In [1]:
import pyspark
from pyspark.sql import SparkSession
spark = SparkSession.builder.appName('Practice').getOrCreate()

In [4]:
df = spark.read.csv("test1.csv", header=True, inferSchema = True)
df.show()

+---------+---+----------+------+
|     Name|age|Experience|Salary|
+---------+---+----------+------+
|    Krish| 31|        10| 30000|
|Sudhanshu| 30|         8| 25000|
|    Sunny| 29|         4| 20000|
|     Paul| 24|         3| 20000|
|   Harsha| 21|         1| 15000|
|  Shubham| 23|         2| 18000|
+---------+---+----------+------+



## Filter Operations

In [6]:
## slaary of people <=20000

df.filter('Salary<=20000').show()

+-------+---+----------+------+
|   Name|age|Experience|Salary|
+-------+---+----------+------+
|  Sunny| 29|         4| 20000|
|   Paul| 24|         3| 20000|
| Harsha| 21|         1| 15000|
|Shubham| 23|         2| 18000|
+-------+---+----------+------+



In [7]:
df.filter('Salary<=20000').select(['Name','age']).show()

+-------+---+
|   Name|age|
+-------+---+
|  Sunny| 29|
|   Paul| 24|
| Harsha| 21|
|Shubham| 23|
+-------+---+



In [8]:
df.filter(df['Salary']<=20000).show()

+-------+---+----------+------+
|   Name|age|Experience|Salary|
+-------+---+----------+------+
|  Sunny| 29|         4| 20000|
|   Paul| 24|         3| 20000|
| Harsha| 21|         1| 15000|
|Shubham| 23|         2| 18000|
+-------+---+----------+------+



In [9]:
df.filter((df['Salary']<=20000) & (df['age']>=25)).show()

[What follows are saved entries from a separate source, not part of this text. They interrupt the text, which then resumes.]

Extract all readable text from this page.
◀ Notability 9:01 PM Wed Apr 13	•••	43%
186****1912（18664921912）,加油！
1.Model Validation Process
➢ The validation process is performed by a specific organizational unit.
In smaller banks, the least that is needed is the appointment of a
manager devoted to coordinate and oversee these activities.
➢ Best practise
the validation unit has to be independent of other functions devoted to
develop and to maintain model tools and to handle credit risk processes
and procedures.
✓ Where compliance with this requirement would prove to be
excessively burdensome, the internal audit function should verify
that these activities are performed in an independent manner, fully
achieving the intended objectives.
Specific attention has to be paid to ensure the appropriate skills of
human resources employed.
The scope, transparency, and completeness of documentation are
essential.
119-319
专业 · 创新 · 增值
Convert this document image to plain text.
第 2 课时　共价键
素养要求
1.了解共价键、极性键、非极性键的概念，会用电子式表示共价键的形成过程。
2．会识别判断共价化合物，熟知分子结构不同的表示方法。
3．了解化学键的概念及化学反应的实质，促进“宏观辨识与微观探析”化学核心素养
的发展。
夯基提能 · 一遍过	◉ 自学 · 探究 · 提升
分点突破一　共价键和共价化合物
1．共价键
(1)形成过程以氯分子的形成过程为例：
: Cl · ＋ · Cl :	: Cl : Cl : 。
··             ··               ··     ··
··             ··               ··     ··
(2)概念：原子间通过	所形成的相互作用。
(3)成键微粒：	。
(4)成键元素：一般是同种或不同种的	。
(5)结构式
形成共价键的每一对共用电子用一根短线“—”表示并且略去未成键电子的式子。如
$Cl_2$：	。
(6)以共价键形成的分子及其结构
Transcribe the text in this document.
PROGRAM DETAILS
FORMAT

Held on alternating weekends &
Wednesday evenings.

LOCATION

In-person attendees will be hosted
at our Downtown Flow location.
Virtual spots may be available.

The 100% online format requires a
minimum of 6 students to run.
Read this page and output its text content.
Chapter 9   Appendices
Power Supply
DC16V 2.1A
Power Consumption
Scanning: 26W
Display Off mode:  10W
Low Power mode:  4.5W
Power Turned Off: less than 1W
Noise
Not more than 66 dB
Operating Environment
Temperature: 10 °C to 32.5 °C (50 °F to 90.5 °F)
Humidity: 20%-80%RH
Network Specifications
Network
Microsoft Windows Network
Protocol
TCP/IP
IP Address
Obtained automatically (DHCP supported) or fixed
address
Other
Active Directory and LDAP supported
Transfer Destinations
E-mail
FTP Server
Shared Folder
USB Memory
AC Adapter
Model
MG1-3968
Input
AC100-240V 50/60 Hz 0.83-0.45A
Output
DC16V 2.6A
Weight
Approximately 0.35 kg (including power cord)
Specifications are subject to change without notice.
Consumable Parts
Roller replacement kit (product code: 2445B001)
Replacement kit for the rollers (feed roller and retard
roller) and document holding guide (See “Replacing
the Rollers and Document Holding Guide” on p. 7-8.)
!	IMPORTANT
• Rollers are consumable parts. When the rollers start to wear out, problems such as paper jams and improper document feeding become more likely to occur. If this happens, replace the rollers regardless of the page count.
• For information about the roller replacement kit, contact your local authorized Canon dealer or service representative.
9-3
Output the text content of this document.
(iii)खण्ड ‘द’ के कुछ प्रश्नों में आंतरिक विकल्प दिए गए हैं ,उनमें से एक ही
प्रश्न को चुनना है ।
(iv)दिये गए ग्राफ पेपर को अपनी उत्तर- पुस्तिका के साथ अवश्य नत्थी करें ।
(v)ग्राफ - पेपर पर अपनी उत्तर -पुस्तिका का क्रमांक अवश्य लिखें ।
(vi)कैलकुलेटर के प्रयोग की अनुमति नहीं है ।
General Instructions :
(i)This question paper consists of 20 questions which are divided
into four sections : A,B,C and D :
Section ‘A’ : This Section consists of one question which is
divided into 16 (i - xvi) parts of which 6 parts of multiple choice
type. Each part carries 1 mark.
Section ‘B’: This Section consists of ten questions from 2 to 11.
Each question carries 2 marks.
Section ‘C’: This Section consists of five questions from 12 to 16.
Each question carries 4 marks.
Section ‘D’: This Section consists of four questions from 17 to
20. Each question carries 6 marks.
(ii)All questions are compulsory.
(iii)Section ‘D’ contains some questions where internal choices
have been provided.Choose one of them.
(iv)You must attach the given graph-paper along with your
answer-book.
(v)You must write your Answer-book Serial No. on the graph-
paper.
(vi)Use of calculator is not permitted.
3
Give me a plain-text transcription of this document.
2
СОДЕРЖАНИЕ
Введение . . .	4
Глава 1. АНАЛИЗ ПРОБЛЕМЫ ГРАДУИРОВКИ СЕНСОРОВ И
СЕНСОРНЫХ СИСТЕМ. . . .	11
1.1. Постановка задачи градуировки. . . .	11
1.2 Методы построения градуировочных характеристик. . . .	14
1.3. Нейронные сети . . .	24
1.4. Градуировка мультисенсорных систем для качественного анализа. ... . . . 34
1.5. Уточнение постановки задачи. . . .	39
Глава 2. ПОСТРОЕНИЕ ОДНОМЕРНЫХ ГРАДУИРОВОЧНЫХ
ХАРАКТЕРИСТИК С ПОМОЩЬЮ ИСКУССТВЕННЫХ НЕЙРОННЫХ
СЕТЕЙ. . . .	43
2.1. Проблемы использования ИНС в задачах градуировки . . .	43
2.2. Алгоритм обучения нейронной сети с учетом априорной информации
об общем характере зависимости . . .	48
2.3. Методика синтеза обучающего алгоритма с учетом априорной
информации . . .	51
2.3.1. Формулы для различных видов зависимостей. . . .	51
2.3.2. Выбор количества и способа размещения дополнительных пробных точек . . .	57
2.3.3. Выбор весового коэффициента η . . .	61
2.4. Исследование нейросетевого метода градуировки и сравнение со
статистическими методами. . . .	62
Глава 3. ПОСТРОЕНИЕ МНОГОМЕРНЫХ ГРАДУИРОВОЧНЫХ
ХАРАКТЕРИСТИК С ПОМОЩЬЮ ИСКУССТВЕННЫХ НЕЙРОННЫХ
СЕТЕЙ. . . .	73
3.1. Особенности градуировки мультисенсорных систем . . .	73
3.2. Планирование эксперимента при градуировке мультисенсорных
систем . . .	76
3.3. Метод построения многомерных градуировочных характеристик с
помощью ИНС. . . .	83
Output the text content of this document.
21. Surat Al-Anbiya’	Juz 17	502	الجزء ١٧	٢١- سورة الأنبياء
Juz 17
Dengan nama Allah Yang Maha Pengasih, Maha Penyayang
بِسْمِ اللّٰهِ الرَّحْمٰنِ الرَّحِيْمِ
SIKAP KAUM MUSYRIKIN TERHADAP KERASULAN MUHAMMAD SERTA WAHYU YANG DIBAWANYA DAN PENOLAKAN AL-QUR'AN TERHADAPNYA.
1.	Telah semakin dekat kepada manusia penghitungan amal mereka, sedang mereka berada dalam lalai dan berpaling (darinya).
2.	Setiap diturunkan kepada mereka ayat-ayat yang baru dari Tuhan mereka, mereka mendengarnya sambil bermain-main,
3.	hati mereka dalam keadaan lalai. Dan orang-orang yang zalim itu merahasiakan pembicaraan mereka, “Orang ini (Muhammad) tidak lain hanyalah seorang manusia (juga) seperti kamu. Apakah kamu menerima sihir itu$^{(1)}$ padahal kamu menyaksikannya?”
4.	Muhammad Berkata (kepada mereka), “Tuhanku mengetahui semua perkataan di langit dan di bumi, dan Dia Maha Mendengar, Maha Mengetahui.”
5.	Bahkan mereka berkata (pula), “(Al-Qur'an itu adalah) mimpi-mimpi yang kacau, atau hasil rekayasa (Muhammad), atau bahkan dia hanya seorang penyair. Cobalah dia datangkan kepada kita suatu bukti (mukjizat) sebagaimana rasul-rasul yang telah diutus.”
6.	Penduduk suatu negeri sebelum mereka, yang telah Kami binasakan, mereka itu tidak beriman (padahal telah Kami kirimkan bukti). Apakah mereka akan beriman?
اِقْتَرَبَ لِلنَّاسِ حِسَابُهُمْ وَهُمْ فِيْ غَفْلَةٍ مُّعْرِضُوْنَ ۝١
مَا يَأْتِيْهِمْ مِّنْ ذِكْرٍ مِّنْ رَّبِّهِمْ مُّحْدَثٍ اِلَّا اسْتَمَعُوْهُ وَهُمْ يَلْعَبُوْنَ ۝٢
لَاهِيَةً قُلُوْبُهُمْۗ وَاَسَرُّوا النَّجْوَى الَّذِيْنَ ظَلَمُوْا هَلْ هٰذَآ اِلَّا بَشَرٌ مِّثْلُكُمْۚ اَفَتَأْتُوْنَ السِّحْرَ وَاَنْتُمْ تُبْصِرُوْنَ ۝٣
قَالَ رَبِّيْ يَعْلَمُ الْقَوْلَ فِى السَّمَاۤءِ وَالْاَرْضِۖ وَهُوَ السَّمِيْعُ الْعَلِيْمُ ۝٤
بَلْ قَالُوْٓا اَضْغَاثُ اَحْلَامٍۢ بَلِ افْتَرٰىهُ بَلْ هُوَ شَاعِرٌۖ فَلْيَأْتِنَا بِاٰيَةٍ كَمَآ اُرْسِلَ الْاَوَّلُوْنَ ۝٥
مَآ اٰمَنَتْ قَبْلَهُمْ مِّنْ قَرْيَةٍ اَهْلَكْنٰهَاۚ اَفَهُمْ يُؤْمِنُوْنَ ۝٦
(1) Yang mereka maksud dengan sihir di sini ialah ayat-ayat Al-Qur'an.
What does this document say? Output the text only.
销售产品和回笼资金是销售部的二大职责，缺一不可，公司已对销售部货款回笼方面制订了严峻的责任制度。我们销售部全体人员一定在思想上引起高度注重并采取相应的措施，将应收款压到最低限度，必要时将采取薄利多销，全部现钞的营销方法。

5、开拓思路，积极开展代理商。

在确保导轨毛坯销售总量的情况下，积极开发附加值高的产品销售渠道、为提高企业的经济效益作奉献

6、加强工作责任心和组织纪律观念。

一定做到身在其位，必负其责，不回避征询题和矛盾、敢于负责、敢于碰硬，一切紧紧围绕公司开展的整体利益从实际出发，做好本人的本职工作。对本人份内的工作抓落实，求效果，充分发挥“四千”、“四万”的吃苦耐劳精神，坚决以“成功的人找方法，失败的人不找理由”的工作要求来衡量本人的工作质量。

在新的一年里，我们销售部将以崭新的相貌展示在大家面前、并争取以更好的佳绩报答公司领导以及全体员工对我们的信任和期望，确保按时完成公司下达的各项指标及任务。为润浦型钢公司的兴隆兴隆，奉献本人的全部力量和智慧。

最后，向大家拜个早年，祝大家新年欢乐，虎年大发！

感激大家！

+-----+---+----------+------+
| Name|age|Experience|Salary|
+-----+---+----------+------+
|Sunny| 29|         4| 20000|
+-----+---+----------+------+



## Not Operation: '~'

In [10]:
## not <=20000
df.filter(~(df['Salary']<=20000)).show()

+---------+---+----------+------+
|     Name|age|Experience|Salary|
+---------+---+----------+------+
|    Krish| 31|        10| 30000|
|Sudhanshu| 30|         8| 25000|
+---------+---+----------+------+



## Groupby and Aggregate

In [13]:
df = spark.read.csv('test3.csv', header=True, inferSchema=True)
df.show()

+---------+------------+------+
|     Name| Departments|salary|
+---------+------------+------+
|    Krish|Data Science| 10000|
|    Krish|         IOT|  5000|
|   Mahesh|    Big Data|  4000|
|    Krish|    Big Data|  4000|
|   Mahesh|Data Science|  3000|
|Sudhanshu|Data Science| 20000|
|Sudhanshu|         IOT| 10000|
|Sudhanshu|    Big Data|  5000|
|    Sunny|Data Science| 10000|
|    Sunny|    Big Data|  2000|
+---------+------------+------+



In [14]:
df.printSchema()

root
 |-- Name: string (nullable = true)
 |-- Departments: string (nullable = true)
 |-- salary: integer (nullable = true)



In [37]:
## maxinmum salary out of all the people

from pyspark.sql.functions import desc
df.groupBy('Name').sum('salary').sort(desc('sum(salary)')).show()


+---------+-----------+
|     Name|sum(salary)|
+---------+-----------+
|Sudhanshu|      35000|
|    Krish|      19000|
|    Sunny|      12000|
|   Mahesh|       7000|
+---------+-----------+



In [41]:
## number of employees in each department 

df.groupBy('Departments').count().show()

+------------+-----+
| Departments|count|
+------------+-----+
|         IOT|    2|
|    Big Data|    4|
|Data Science|    4|
+------------+-----+



## Aggregates

In [44]:
df.agg({'Salary':'sum', 'Name':'count'}).show()

+-----------+-----------+
|sum(Salary)|count(Name)|
+-----------+-----------+
|      73000|         10|
+-----------+-----------+



In [58]:
## maximum salary the person is getting

df.groupBy('Name').min().sort(desc('min(salary)')).show()

+---------+-----------+
|     Name|min(salary)|
+---------+-----------+
|Sudhanshu|       5000|
|    Krish|       4000|
|   Mahesh|       3000|
|    Sunny|       2000|
+---------+-----------+